Quand Margaret Thatcher s'installe au 10, Downing Street le 4 mai 1979, le néo-libéralisme est loin de triompher au Canada ou au Québec.

À Ottawa, Joe Clark s'apprête à former son éphémère gouvernement qui tombera au bout de six mois, tandis qu'à Québec, le gouvernement péquiste de René Lévesque discute de stratégie référendaire et de nationalisation de l'amiante.

Ce n'est qu'avec l'arrivée au pouvoir de Brian Mulroney, en septembre 1984, et de Robert Bourassa, en décembre 1985, qu'on mesure l'influence de la Dame de fer au Canada, tant par des vagues de privatisations que par la fragilisation de notre système bancaire, en ayant concouru par son entêtement idéologique à la faillite de l'empire immobilier torontois Olympia&York (O&Y).

Élu avec une majorité sans précédent, M. Mulroney lance un programme de privatisations qui paraît calqué sur celui de Londres. Mme Thatcher cède au secteur privé British Petroleum, M. Mulroney, Petro-Canada; Mme Thatcher, British Telecom, M. Mulroney, Teleglobe et Telesat; Mme Thatcher, British Airways, M. Mulroney, Air Canada.

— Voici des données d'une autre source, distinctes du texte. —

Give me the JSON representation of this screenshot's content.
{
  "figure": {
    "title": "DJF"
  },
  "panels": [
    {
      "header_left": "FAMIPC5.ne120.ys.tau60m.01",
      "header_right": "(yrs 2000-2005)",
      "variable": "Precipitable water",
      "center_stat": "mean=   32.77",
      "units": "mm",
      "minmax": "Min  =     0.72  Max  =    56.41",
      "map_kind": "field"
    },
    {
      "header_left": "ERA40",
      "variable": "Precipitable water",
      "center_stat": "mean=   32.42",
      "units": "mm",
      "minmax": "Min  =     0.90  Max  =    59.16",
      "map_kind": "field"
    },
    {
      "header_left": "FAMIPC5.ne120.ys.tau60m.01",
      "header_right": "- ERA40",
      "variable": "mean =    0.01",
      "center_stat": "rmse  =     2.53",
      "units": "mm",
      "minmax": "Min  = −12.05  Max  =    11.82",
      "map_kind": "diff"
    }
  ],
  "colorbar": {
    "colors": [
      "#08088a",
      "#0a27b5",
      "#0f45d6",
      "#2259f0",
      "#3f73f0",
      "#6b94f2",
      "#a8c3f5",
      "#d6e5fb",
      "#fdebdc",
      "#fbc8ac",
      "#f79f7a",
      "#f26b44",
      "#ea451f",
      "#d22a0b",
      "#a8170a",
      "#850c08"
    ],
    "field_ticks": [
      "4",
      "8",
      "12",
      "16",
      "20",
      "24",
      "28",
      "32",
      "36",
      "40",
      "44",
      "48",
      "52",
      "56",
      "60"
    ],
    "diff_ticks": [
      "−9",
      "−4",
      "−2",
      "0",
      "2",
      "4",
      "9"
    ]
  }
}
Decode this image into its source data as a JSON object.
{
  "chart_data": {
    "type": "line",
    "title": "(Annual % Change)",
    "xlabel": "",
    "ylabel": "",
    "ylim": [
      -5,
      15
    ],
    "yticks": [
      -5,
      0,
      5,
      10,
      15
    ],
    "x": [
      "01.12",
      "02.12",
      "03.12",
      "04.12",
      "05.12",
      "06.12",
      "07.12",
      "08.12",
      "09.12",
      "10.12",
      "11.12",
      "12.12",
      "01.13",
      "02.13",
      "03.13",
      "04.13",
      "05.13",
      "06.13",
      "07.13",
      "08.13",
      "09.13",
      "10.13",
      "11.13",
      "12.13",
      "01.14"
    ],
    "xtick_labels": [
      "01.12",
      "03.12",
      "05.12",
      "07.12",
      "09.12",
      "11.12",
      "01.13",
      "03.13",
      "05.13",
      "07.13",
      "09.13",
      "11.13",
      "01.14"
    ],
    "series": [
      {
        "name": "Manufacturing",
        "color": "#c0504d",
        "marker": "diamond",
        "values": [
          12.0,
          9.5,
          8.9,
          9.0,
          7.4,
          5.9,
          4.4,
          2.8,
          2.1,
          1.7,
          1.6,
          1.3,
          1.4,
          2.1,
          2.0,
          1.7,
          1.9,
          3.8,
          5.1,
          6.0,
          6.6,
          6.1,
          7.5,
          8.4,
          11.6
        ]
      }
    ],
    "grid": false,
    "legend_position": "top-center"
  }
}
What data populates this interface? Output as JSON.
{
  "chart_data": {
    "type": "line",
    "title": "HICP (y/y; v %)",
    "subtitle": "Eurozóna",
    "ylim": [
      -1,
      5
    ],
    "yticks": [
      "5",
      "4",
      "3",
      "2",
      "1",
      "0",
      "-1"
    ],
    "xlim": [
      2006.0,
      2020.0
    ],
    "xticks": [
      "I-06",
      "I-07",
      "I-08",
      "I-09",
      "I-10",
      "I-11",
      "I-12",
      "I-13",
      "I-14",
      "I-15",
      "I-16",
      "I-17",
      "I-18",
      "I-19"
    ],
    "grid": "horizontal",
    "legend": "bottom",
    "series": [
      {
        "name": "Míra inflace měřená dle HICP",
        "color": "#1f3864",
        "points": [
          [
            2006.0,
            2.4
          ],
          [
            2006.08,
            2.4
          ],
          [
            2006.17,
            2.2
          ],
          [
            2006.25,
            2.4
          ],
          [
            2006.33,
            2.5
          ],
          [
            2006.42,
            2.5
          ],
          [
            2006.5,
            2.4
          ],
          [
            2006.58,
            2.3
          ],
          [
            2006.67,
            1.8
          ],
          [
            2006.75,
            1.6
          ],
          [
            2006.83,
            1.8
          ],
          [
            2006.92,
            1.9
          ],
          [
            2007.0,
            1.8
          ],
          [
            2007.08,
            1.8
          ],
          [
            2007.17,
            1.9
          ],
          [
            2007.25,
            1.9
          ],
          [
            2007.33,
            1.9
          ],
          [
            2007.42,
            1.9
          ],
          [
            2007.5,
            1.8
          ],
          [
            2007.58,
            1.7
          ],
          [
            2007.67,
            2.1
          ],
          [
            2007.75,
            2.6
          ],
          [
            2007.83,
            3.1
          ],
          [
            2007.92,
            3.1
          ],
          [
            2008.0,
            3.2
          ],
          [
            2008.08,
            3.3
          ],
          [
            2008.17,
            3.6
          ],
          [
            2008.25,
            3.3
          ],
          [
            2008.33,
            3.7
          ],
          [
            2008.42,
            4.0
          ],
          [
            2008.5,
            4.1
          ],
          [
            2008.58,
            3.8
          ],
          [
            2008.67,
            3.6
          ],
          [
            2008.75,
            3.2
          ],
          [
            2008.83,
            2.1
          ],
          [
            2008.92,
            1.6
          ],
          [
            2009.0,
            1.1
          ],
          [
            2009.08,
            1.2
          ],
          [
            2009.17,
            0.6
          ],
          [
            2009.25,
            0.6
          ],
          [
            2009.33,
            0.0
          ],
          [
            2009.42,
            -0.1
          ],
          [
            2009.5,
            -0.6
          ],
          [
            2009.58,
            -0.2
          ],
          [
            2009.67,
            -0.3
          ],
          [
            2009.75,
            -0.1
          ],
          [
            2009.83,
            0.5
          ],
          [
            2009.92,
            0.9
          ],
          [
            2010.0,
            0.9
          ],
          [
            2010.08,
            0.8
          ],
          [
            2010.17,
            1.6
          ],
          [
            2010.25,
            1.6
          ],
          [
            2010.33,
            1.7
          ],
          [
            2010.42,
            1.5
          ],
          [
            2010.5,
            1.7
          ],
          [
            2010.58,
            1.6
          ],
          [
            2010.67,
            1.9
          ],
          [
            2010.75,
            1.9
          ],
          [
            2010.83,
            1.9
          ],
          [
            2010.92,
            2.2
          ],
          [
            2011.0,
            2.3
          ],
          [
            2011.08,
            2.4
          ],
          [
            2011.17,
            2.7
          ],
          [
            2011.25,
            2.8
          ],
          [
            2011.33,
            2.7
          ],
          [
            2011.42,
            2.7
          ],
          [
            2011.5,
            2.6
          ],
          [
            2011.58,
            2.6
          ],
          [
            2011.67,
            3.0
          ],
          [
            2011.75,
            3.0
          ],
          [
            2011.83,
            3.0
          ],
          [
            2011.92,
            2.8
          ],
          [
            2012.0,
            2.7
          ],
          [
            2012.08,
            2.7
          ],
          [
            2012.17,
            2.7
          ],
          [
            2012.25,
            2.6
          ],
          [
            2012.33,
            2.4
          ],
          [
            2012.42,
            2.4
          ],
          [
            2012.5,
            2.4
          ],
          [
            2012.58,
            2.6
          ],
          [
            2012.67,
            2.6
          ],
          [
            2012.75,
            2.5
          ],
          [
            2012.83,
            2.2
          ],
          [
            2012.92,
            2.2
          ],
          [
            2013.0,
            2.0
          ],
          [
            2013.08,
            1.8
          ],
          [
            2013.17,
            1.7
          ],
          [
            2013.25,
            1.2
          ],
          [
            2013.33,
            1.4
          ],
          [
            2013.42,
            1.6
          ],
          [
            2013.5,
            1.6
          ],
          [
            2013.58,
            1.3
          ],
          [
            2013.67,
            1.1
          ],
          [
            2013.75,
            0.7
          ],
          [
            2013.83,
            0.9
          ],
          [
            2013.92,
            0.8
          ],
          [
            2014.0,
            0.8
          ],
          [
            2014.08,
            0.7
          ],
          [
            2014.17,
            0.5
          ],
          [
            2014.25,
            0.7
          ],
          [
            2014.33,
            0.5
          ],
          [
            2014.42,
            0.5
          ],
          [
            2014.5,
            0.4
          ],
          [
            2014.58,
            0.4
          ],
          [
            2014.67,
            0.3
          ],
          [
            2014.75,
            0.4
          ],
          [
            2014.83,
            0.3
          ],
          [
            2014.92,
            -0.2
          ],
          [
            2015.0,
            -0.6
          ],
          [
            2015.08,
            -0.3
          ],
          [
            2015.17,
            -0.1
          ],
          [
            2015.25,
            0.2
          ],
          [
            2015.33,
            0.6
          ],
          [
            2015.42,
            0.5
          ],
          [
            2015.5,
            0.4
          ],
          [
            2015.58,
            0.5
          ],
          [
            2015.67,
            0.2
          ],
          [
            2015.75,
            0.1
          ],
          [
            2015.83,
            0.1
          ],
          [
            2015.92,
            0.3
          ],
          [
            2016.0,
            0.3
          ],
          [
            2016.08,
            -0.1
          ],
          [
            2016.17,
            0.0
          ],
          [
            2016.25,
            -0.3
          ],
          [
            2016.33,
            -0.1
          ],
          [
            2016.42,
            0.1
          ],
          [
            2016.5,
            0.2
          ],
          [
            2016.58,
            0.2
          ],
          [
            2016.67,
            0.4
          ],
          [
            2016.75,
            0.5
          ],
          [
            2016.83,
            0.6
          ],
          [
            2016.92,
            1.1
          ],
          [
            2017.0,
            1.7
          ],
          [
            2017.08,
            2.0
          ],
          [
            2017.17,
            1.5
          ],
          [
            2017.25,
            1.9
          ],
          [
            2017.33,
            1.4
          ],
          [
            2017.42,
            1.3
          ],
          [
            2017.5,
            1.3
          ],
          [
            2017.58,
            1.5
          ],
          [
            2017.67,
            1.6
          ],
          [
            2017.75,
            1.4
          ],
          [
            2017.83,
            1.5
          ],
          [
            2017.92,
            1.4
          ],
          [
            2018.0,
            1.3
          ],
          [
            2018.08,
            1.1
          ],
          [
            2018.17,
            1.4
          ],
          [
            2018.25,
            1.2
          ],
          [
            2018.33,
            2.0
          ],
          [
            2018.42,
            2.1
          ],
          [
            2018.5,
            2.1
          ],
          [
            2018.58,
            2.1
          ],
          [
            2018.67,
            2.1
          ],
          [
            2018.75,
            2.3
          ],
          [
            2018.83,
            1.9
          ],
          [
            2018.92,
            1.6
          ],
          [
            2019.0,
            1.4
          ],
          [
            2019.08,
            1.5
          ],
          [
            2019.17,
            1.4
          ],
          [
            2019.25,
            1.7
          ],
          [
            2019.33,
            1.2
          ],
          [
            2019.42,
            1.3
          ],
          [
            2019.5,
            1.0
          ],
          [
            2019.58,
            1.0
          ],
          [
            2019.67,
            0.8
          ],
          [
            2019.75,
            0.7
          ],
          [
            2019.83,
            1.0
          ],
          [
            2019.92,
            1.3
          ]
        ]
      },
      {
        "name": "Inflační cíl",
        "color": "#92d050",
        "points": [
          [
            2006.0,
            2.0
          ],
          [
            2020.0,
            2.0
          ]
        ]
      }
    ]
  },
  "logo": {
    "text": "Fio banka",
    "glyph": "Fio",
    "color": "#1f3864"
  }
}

Les privatisations canadiennes ne se déroulent pas toutes sans anicroche. Ainsi, c'est dans l'ahurissement général qu'Ottawa annonce que le petit équipementier électronique Memotec mettra la main sur le fleuron qu'est alors Teleglobe.

Il aurait été logique que l'entreprise qui assure les communications internationales par téléphone tombe aux mains de Bell. Bell se liguera plus tard avec la Caisse de dépôt et placement pour s'emparer de la majorité au conseil de Teleglobe et y installer Charles Sirois, qui pilotera malheureusement sa faillite en 2001-2002.

L'idéologie de Mme Thatcher a certainement inspiré M. Mulroney et le président américain Ronald Reagan qui ont signé en 1987 l'Accord de libre-échange. Elle aura aussi présidé au démantèlement du programme énergétique national de Pierre Elliott Trudeau.

Les libéraux de Jean Chrétien s'en sont inspirés aussi en signant l'Accord de libre-échange nord-américain et en poursuivant les privatisations, dont celle du Canadien National, en 1995, suivant d'un an celle de British Railways.

À Québec, Robert Bourassa marque son retour au pouvoir par une politique économique en rupture avec la précédente. Il nomme Pierre Fortier ministre des Privatisations.

M. Fortier en pilotera 23, depuis de toutes petites comme Madelipêche ou la raffinerie de sucre de Saint-Hilaire à de plus grosses comme Sidbec-Dosco, Cambior ou Donohue.

Certaines ventes n'ont guère causé de controverse. Pourquoi garder Quebecair, par exemple?

En revanche, le programme de privatisations a bien mal commencé et s'est mal terminé avec deux dossiers récréotouristiques. Dès 2006, Québec cède le Manoir Richelieu, à Point-au-Pic, à l'homme d'affaires controversé Rymond Malenfant qui refuse de reconnaître l'accréditation syndicale en place. S'ensuivra un dur conflit de travail qui fera un mort.

On apprendra par la suite que la vente de près d'un demi-million incluait les oeuvres d'art de l'établissement estimées à 300 000$ à elles seules. Après avoir fraudé le fisc, M. Malenfant sera acculé à la faillite.

En toute fin de mandat, les libéraux, alors dirigés par Daniel Johnson, ont aussi bradé le mont Sainte-Anne.

Pragmatique avant tout, M. Bourassa n'aura pas fait que des privatisations. Il a étatisé les services ambulanciers et nationalisé les chantiers maritimes.

Comme les libéraux à Ottawa, le retour des péquistes n'a pas mis fin aux privatisations. Pour diminuer son déficit, le ministre des Finances Jean Campeau a vendu en 1995 la part de 33% détenue par la SGF dans l'Aluminerie de Bécancour.

Mme Thatcher n'a jamais cru au rôle de l'État comme agent économique. Aussi s'est-elle toujours opposée au prolongement du métro de Londres par financement public dans le nouveau quartier Canary Wharf mis en valeur par la société torontoise O&Y.

Dans les années 80, c'était le plus grand chantier du monde. Faute d'accès facile, le chantier a entraîné la faillite d'O&Y lors de la récession de 1990-1991. Cinq des six grandes banques canadiennes avaient prêté sans garantie environ 3 milliards à O&Y. Les banques canadiennes n'ont jamais récupéré leurs billes. La Banque Nationale a même dû réduire de moitié son dividende à compter de 1993 et mettra des années à le rétablir.

Le quartier est relié par métro depuis 1999 et est devenu le deuxième centre financier de Londres, après la City.